A family of four—a man, woman, girl, and boy—are seated together, their skin brown, eyes large, gaze piercing. But like any great work of art, it’s on closer observation that more is revealed. You realise that behind them, what initially looked to you like a framed still life painting is actually a window into a wealthier, fancier home where fish, fruit and wine adorn the table. It is this little detail that causes the painting to fall into place: you understand that the four members of the family are seated on the steps outside a house that isn’t theirs. Their lack of privilege is starkly contrasted by the seemingly ubiquitous window right behind them.

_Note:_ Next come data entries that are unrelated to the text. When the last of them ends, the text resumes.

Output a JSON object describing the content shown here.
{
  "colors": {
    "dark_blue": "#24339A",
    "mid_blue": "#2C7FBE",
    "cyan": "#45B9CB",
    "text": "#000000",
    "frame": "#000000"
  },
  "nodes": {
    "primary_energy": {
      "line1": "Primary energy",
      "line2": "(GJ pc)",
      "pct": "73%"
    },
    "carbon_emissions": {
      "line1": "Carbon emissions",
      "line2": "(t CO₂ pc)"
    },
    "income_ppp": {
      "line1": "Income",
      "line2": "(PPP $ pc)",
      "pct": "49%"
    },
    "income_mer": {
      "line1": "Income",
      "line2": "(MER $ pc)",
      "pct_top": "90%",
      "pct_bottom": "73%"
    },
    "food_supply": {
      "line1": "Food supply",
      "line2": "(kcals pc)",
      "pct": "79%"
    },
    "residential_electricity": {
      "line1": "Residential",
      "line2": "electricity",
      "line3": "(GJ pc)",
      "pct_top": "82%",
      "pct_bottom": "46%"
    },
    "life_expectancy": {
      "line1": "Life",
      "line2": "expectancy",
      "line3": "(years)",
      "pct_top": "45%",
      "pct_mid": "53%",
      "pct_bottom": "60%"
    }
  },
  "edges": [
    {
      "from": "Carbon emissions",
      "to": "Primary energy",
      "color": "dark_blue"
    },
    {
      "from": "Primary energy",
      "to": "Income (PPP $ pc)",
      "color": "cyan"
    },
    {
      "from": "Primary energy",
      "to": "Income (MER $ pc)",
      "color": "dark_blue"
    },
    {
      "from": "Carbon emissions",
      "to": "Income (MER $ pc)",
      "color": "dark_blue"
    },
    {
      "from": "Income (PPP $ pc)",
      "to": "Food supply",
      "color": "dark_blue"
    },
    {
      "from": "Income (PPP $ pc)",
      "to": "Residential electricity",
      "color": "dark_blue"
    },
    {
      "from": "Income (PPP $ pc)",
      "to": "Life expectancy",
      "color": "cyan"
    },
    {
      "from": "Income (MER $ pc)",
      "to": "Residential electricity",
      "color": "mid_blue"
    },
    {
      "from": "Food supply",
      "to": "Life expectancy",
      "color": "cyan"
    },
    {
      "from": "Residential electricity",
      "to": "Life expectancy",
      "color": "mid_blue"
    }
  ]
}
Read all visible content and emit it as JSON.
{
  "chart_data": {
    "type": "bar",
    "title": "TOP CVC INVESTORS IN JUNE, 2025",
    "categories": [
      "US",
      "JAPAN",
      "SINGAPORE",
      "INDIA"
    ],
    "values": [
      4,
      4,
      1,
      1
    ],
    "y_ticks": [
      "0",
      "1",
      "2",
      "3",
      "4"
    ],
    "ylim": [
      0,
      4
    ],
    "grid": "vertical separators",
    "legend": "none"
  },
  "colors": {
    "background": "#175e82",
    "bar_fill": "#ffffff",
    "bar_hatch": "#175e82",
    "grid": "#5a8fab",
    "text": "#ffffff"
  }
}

Created in 1947 by Francis Newton Souza, the painting is aptly titled ‘The Family’, and will be on display at the Centre for Contemporary Art, Bikaner House in Delhi, in honour of the Indian Modernist’s hundredth birth anniversary.
“The painting is from 1947 which, of course, is the year of India’s independence,” notes Minal Vazirani, the president and co-founder of Saffronart, the auction house that has organised the centenary exhibition in partnership with Kiran Nadar Museum of Art, Grosvenor Gallery, and Harper Collins. “I think much of the flavour of what Souza was creating at the time was imbued with dissent and his political leanings at the time. He used art almost as a tool for activism. You could say he was one of the first Modern activist artists.”
Born in Goa in 1924, Souza moved to what was then Bombay in his teens with his widowed mother, who worked as a dressmaker to support the family. He grew up in poverty, once recalling the conditions of his Goa home, he stated: “There was no table. I had to squat on a mat to write and paint and eat my food. The floor was overlaid with a thick paste of cow-dung spread manually in a pattern of semi-concentric circles. There were little toads in every hole in the walls, and the corners seemed tied together by strings of cobwebs.” A reference to this description is seen in ‘The Family’ as a huge white toad rests by the family’s feet, next to empty utensils and what looks like plain white rice.

In 1940, Souza enrolled at Sir J.J. School of Art. Although he excelled as a student, he was expelled for participating in the Quit India Movement and protesting against the then-British dean of the college, Charles Gerrard. “This was an important inflection point for him,” Vazirani explains, “It was a transformative period in his life that happened to coincide with very significant changes in India’s political and social landscape.” Souza’s own political leanings were never ambiguous. In 1947, the artist became a member of the Communist Party of India. “His work depicted the struggles of the poor and those living on the margins of society,” expands Vazirani, “He also criticised their oppressors, whether they were capitalists, the bourgeoisie, or the departing colonial class. There was definitely critique in his work because of his political leanings.” This influence of the Communist Party was apparent in the titles of his pieces such as ‘The Criminal and the Judge are Made of the Same Stuff’. In fact, ‘The Family’ is believed to have originally been titled ‘After Working in the Field All Day, We Have No Rice to Eat’.
1947 was also the year in which Souza founded the Bombay Progressive Artists’ Group. “There are many stories about how the group was founded and Souza is the one who takes credit for it,” Vazirani explains, “He always told me, ‘I brought them together.’ He talked about this instant when he was walking under a ladder and M.F. Husain was painting something up on that ladder and dropped paint on him. And that’s how they met and he asked him to join the Progressive Artists’ Group. It included S.H. Raza, who he knew from J.J. School of Art.”
Although short-lived, the group had a great impact on India’s art landscape as they shifted away from the academic realism being taught in Indian art schools to explore a modern Indian identity. As the new born nation came into its own, so did its artists. In 1949, Souza quit the Communist Party after their constant restrictions on his artistic freedom. Declaring that he could not paint for others, only for himself, he left for London, where he would go on to gain great success. “Before he left for London, though, he had a solo show at the Bombay Art Society which was a big deal in those days,” Vazirani shares, “Some criticised him, saying he shouldn’t be using art as a medium for social critique. But no one could deny the raw power of these images and the fact that they were a turning point in Modern Indian art.”